Personal information
- Full name: Leslie Ann Woodard
- Born: March 2, 1964 (age 61) Encino, California, United States
- Height: 6 ft 2 in (1.88 m)

Volleyball information
- Position: Middle Hitter/Blocker

= Leslie Woodard =

American volleyball player (born 1964)

Leslie Ann Woodard (born March 2, 1964) is a former professional women's volleyball player. She played college volleyball from 1982 to 1986, and played on the Major League Volleyball team the Chicago Breeze from 1987 to 1989. She also provided color commentary for ESPN during 1989.

==Background==

Leslie was born in Encino, California, on March 2, 1964, to Clifford Richard Devereaux and Nancy Lee May. She had four siblings, brothers Paul, Frank, and Mike, and sister Danielle. She attended El Toro High School from 1978 to 1982, where she played volleyball, softball, and basketball. Outside of school, she played on travel volleyball team ANVA. During her junior year in High School, Leslie was asked by Ari Selinger, coach of the USA Women's National Volleyball Team, to join the team as a junior player. She practiced with the team for a year, and travelled to Mexico for an international tournament.

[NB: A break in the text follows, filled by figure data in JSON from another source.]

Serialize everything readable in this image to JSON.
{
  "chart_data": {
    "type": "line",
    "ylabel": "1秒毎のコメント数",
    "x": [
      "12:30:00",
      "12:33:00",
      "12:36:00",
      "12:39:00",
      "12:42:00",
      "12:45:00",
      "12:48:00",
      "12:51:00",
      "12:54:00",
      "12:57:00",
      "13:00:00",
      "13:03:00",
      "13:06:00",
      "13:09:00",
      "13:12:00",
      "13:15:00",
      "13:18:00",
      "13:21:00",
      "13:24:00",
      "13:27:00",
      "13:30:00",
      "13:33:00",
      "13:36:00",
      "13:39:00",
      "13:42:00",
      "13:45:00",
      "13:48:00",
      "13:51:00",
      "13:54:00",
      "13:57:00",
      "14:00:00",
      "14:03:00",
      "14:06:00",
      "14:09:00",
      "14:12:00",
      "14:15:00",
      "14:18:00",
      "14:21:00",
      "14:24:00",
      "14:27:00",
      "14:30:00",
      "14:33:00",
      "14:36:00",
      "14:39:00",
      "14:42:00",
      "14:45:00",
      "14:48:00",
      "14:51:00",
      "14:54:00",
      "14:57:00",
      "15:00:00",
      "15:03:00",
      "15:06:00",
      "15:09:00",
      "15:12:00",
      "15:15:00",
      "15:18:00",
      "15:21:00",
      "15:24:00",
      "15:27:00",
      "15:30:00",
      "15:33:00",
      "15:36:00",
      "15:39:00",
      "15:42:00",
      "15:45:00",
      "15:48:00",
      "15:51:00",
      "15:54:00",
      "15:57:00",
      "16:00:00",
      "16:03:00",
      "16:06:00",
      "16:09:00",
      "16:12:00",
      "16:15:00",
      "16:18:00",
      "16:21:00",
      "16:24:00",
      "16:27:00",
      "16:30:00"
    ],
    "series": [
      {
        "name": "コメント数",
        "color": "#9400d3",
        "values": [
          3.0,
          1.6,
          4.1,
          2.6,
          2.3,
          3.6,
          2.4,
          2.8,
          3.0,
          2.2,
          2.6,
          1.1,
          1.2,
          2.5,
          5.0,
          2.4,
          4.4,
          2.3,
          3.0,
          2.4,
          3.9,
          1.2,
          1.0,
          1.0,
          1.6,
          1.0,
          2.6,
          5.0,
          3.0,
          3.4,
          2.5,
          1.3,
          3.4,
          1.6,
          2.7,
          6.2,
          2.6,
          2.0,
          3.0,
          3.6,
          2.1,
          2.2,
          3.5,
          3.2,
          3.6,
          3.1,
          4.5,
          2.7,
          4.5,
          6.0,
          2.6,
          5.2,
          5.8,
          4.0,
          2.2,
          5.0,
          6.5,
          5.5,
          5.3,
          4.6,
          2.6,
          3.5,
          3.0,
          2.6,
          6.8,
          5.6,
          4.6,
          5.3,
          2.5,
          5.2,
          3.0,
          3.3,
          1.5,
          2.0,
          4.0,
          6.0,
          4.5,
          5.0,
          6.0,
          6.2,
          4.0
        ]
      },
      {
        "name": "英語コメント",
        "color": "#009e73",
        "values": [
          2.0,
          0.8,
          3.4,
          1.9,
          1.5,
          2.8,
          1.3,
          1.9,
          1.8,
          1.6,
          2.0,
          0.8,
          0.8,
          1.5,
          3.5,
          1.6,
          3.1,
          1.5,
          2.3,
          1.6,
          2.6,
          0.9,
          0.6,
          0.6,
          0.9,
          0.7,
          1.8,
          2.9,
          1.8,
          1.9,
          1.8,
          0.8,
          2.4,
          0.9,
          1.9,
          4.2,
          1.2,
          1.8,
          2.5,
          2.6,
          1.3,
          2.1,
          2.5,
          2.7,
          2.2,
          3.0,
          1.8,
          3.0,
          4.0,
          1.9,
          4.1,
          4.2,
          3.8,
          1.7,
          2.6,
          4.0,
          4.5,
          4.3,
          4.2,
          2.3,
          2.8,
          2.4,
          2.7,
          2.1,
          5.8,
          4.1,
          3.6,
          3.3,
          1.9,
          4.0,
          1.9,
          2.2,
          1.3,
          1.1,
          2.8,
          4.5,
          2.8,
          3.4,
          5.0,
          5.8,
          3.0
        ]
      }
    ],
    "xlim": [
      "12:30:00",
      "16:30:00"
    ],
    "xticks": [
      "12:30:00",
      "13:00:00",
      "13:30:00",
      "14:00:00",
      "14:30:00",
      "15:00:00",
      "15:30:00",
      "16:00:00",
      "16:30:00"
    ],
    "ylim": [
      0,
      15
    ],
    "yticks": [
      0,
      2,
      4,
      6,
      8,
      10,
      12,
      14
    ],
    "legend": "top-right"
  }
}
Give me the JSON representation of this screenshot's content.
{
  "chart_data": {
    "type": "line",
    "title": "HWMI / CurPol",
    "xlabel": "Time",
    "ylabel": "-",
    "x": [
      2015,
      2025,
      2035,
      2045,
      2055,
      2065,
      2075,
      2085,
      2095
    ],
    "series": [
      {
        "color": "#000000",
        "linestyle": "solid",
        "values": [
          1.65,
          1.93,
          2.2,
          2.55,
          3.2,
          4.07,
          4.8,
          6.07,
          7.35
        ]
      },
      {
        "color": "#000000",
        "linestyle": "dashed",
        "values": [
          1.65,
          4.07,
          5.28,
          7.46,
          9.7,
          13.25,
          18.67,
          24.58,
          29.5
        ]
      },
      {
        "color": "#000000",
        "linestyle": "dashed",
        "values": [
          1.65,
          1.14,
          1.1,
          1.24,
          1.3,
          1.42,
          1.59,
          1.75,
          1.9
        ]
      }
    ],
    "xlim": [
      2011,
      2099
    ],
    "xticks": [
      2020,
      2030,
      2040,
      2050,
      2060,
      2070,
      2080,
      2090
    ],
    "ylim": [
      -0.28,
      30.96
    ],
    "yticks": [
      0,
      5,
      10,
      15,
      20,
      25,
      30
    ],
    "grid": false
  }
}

Instead of continuing with the Olympic team, she decided to attend college.

==College==

Leslie received a full athletic scholarship to the University of Southern California to play women's volleyball. She played her entire college career, from 1982-1986. She was Captain of the USC team from 84-86, a two-time All-American, and made it to the NCAA Final Four in her freshman and senior year. In her senior year, she finished the season with the best hitting percentage of any player: 0.467. She was also a member of the Business Fraternity at USC. She graduated with a degree in Business Marketing.

==Professional career==

Upon graduation, she was drafted to play for the first professional women's indoor volleyball league, Major League Volleyball. This league consisted of 6 teams: the New York Liberties, the Chicago Breeze, the Minnesota Monarchs, the San Jose Golddiggers, the Los Angeles Starlites, and the Dallas Belles. Leslie played for the Chicago Breeze from 1987 until the league's disbandment in 1989. In her second season, Leslie injured her knee, and required Anterior cruciate ligament reconstruction surgery. As the surgery made her temporarily unable to play volleyball, she took a brief job at ESPN, providing color commentary for the remaining Major League Volleyball games. In March 1989, one month into the third season of Major League Volleyball, the six owners announced that they were to suspend operation of the League due to lack of funding.

==Personal life==

Leslie currently lives in San Diego, California, where she resides with her husband and her two children.